The 'Information Superhighway' possesses common traits with a regular highway. People travel on it daily and attempt to get to a predetermined destination. There are evil criminals who want to violate citizens in any way possible. A reckless driver who runs another off the road is like a good hacker. Hacking is the way to torment people on the Internet. Most of the mainstream hacking community feel that it is their right to confuse others for their entertainment. Simply stated, hacking is the intrusion into a computer for personal benefit. The motives do not have to be focused on profit because many do it out of curiosity. Hackers seek to fulfill an emptiness left by an inadequate education.
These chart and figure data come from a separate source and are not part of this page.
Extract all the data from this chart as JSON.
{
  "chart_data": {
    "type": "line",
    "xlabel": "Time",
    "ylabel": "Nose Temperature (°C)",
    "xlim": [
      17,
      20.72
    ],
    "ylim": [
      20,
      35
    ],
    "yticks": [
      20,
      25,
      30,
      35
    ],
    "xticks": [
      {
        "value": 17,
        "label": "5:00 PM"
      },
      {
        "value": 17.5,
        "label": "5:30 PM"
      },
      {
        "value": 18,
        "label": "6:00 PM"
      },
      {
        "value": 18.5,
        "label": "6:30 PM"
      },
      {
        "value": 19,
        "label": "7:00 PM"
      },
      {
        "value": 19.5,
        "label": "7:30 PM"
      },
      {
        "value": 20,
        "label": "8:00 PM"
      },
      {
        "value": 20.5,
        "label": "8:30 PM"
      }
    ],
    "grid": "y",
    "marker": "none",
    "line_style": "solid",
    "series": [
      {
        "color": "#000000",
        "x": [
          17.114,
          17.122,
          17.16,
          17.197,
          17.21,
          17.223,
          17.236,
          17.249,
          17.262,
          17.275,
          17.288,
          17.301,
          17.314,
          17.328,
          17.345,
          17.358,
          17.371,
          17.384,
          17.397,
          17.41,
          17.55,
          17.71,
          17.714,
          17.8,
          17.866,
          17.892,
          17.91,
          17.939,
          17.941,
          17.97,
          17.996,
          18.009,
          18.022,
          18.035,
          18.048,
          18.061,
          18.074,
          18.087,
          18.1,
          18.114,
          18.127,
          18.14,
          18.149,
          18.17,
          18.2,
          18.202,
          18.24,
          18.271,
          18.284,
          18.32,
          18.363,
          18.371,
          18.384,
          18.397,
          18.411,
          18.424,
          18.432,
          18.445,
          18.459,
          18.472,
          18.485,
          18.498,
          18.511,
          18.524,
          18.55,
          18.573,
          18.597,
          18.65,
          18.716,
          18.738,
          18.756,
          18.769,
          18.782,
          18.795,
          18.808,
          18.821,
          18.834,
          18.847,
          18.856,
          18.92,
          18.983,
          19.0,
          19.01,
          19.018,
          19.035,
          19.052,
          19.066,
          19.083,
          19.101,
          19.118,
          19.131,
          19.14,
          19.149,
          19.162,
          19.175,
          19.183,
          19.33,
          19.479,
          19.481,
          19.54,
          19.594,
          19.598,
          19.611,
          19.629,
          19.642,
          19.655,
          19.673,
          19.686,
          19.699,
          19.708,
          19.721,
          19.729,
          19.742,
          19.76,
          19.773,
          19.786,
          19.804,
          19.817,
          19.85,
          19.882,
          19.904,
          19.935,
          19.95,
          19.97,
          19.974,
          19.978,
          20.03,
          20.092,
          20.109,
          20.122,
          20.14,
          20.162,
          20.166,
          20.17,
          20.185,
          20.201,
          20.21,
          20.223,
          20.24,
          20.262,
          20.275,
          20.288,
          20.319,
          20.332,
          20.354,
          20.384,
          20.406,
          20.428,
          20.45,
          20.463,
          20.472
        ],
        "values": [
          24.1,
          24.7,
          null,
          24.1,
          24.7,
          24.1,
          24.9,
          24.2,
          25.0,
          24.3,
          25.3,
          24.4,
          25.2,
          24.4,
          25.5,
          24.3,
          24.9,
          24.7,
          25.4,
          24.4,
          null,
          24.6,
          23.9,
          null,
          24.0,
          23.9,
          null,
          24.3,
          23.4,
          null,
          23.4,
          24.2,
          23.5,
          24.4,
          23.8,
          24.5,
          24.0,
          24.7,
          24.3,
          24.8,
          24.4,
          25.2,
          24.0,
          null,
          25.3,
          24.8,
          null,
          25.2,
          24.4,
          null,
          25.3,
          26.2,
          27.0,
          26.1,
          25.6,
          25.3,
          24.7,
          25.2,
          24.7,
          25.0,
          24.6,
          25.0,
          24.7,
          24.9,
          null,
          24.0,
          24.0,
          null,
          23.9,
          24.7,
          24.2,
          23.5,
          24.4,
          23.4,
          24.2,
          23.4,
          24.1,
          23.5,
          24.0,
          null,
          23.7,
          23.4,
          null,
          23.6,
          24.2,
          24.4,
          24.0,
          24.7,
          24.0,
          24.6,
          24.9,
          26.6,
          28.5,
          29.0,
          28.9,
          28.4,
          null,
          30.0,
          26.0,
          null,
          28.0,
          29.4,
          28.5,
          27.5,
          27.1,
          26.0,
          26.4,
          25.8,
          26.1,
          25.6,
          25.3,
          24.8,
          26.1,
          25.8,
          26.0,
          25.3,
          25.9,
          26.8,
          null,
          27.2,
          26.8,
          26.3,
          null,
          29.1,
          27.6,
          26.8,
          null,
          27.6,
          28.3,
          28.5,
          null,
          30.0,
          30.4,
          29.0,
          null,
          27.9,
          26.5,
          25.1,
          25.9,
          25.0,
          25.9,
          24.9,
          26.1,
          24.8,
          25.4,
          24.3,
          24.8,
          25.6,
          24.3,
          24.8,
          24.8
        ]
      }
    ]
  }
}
Do hackers have the right to explore wherever he or she wants on the Internet (with or without permission), or is it the right of the general population to be safe from their trespasses?
To tackle this question, people have to know what a hacker is.
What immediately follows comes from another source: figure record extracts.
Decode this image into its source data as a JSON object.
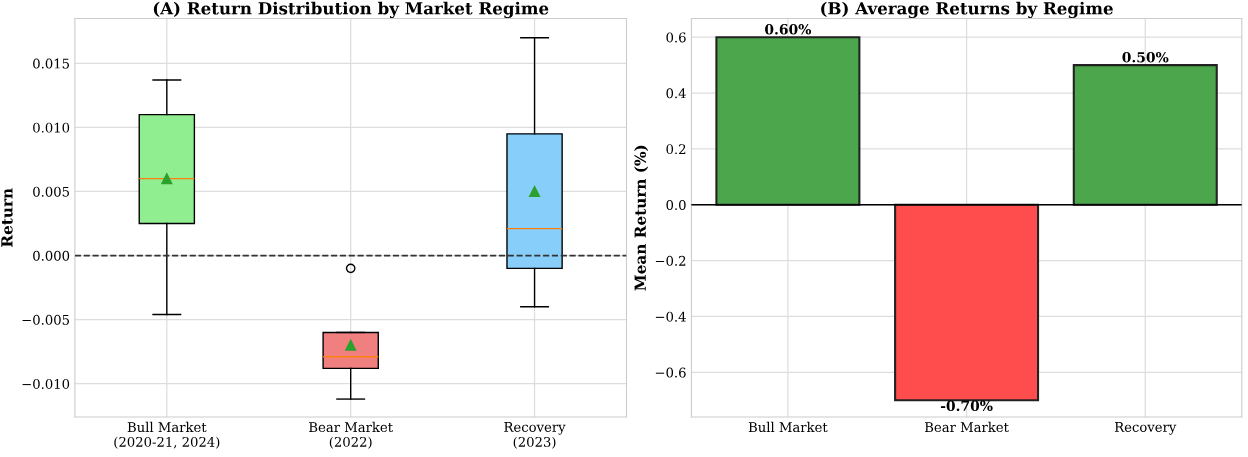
{
  "chart_data": [
    {
      "type": "box",
      "title": "(A) Return Distribution by Market Regime",
      "ylabel": "Return",
      "categories": [
        "Bull Market\n(2020-21, 2024)",
        "Bear Market\n(2022)",
        "Recovery\n(2023)"
      ],
      "colors": [
        "#90ee90",
        "#f08080",
        "#87cefa"
      ],
      "boxes": [
        {
          "low": -0.0046,
          "q1": 0.0025,
          "median": 0.006,
          "q3": 0.011,
          "high": 0.0137,
          "mean": 0.006
        },
        {
          "low": -0.0112,
          "q1": -0.0088,
          "median": -0.0079,
          "q3": -0.006,
          "high": -0.006,
          "mean": -0.007,
          "outliers": [
            -0.001
          ]
        },
        {
          "low": -0.004,
          "q1": -0.001,
          "median": 0.0021,
          "q3": 0.0095,
          "high": 0.017,
          "mean": 0.005
        }
      ],
      "ylim": [
        -0.0126,
        0.0185
      ],
      "yticks": [
        {
          "value": -0.01,
          "label": "−0.010"
        },
        {
          "value": -0.005,
          "label": "−0.005"
        },
        {
          "value": 0,
          "label": "0.000"
        },
        {
          "value": 0.005,
          "label": "0.005"
        },
        {
          "value": 0.01,
          "label": "0.010"
        },
        {
          "value": 0.015,
          "label": "0.015"
        }
      ],
      "ref_lines": [
        {
          "axis": "y",
          "value": 0,
          "color": "#333333",
          "line_style": "dashed"
        }
      ],
      "grid": true,
      "legend": false
    },
    {
      "type": "bar",
      "title": "(B) Average Returns by Regime",
      "ylabel": "Mean Return (%)",
      "categories": [
        "Bull Market",
        "Bear Market",
        "Recovery"
      ],
      "values": [
        0.6,
        -0.7,
        0.5
      ],
      "colors": [
        "#4ca64c",
        "#ff4c4c",
        "#4ca64c"
      ],
      "value_labels": [
        "0.60%",
        "-0.70%",
        "0.50%"
      ],
      "ylim": [
        -0.76,
        0.667
      ],
      "yticks": [
        {
          "value": -0.6,
          "label": "−0.6"
        },
        {
          "value": -0.4,
          "label": "−0.4"
        },
        {
          "value": -0.2,
          "label": "−0.2"
        },
        {
          "value": 0,
          "label": "0.0"
        },
        {
          "value": 0.2,
          "label": "0.2"
        },
        {
          "value": 0.4,
          "label": "0.4"
        },
        {
          "value": 0.6,
          "label": "0.6"
        }
      ],
      "ref_lines": [
        {
          "axis": "y",
          "value": 0,
          "color": "#000000",
          "line_style": "solid"
        }
      ],
      "grid": true,
      "legend": false
    }
  ]
}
The connotation of the word 'hacker' is a person that does mischief to computer systems, like computer viruses and cybercrimes. 'There is no single widely-used definition of computer-related crime, [so] computer network users and law enforcement officials must distinguish between illegal or deliberate network abuse versus behavior that is merely annoying. Legal systems everywhere are busily studying ways of dealing with crimes and criminals on the Internet' (Voss, 1996, p. 2).
There are ultimately three different views on the hacker controversy. The first is that hacking or any intrusion on a computer is just like trespassing. Any electric medium should be treated just like it were tangible, and all laws should be followed as such. On the other extreme are the people that see hacking as a privilege that falls under the right of free speech.